Anton Sinapov (Антон Синапов, born 1 September 1993) is a Bulgarian biathlete, who started his career as a cross-country skier.

==Career==
Sinapov participated at the 2011 Nordic World Ski Championships, where he finished 87th in the sprint.

Sinapov competed at the Biathlon World Championships in 2015, 2016 and 2017. His best individual result was the 11th place in the sprint in 2017 and the best relay results were the two 8th places, achieved in 2016/17 and 2017/18 seasons. In 2016/17 he had his highest overall result in the World Cup with a 70th place at the end of the season.

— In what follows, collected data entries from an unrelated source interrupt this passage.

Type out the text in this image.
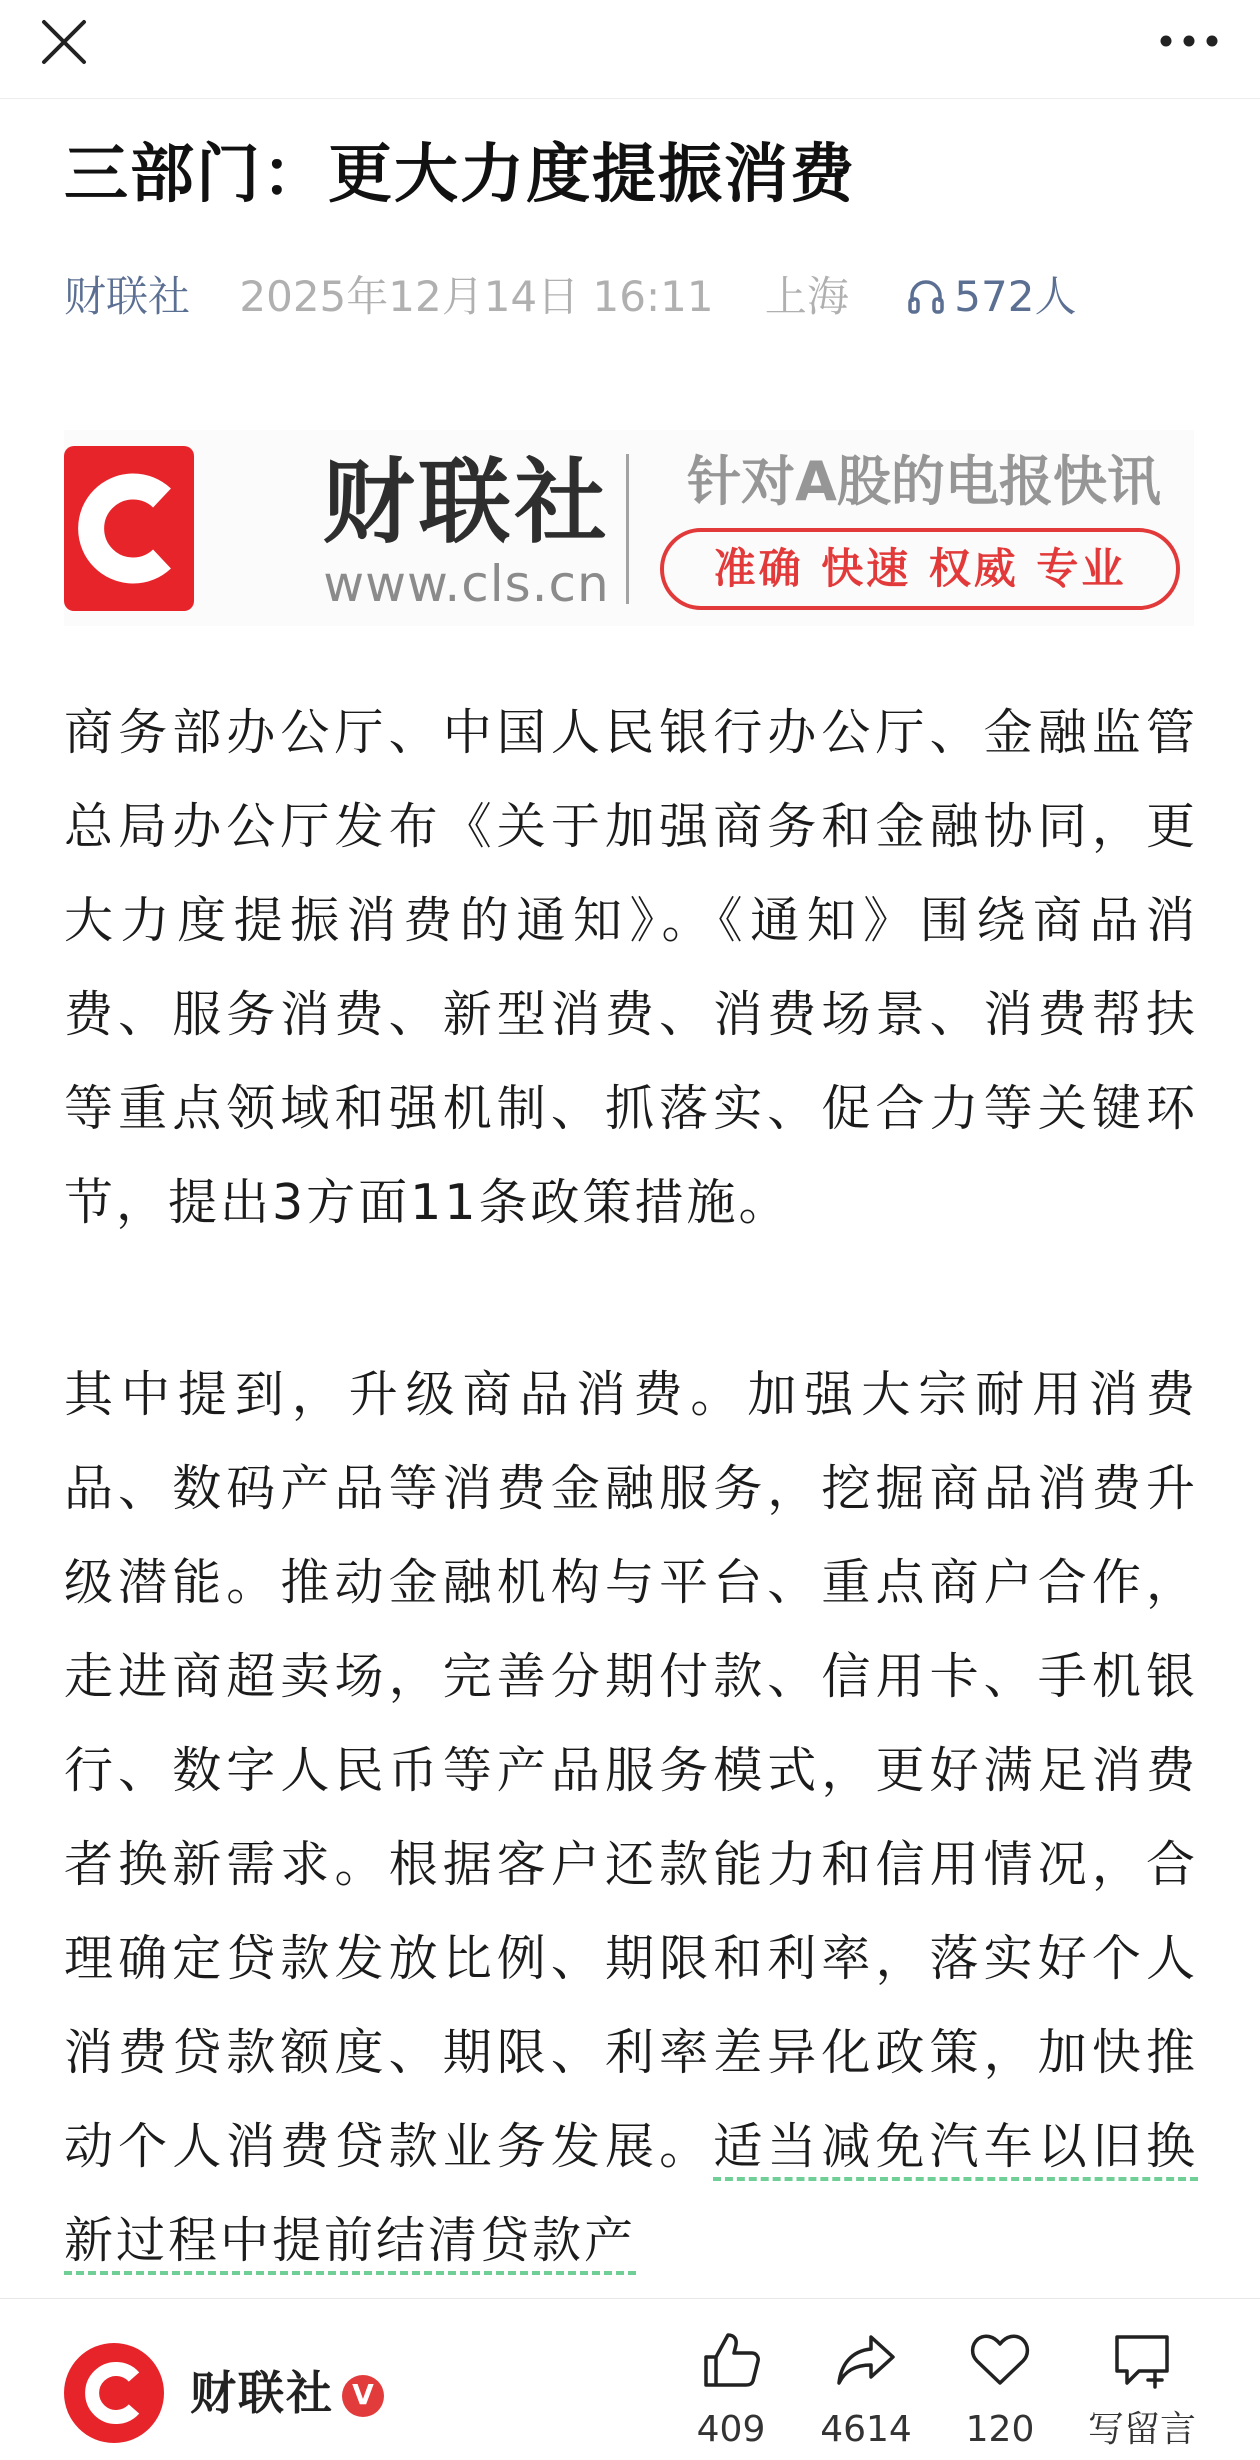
三部门：更大力度提振消费
财联社 2025年12月14日 16:11 上海	572人
财联社
www.cls.cn
针对A股的电报快讯
准确 快速 权威 专业

商务部办公厅、中国人民银行办公厅、金融监管总局办公厅发布《关于加强商务和金融协同，更大力度提振消费的通知》。《通知》围绕商品消费、服务消费、新型消费、消费场景、消费帮扶等重点领域和强机制、抓落实、促合力等关键环节，提出3方面11条政策措施。

其中提到，升级商品消费。加强大宗耐用消费品、数码产品等消费金融服务，挖掘商品消费升级潜能。推动金融机构与平台、重点商户合作，走进商超卖场，完善分期付款、信用卡、手机银行、数字人民币等产品服务模式，更好满足消费者换新需求。根据客户还款能力和信用情况，合理确定贷款发放比例、期限和利率，落实好个人消费贷款额度、期限、利率差异化政策，加快推动个人消费贷款业务发展。适当减免汽车以旧换新过程中提前结清贷款产

财联社 V
409	4614	120	写留言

He competed in the 2018 Winter Olympics and finished 56th in the sprint, 60th in the pursuit, 71st in the individual and was part of the lapped relay.

==Biathlon results==
All results are sourced from the International Biathlon Union.
===Olympic Games===
0 medals

| Event | Individual | Sprint | Pursuit | Mass start | Relay | Mixed relay |
|---|---|---|---|---|---|---|
| KOR 2018 Pyeongchang | 71st | 56th | 60th | — | 16th | — |
| China 2022 Beijing | 85th | 56th | 55th | — | 18th | — |
| Italy 2026 Milano Cortina | 69th | 82nd | — | — | 12th | — |

===World Championships===
0 medals

| Event | Individual | Sprint | Pursuit | Mass start | Relay | Mixed relay | Single Mixed relay |
|---|---|---|---|---|---|---|---|
| AUT 2017 Hochfilzen | 39th | 11th | DNF | — | 9th | — | — |
| SWE 2019 Östersund | DNF | 72nd | — | — | 9th | — | 19th |
| ITA 2020 Rasen-Antholz | 69th | 79th | — | — | 11th | — | 25th |
| SLO 2021 Pokljuka | 58th | 70th | — | — | 16th | — | — |
| GER 2023 Oberhof | 29th | 79th | — | — | — | — | 20th |
| CZE 2024 Nové Město na Moravě | 77th | 76th | — | — | 18th | — | — |

- During Olympic seasons competitions are only held for those events not included in the Olympic program.
  - The single mixed relay was added as an event in 2019.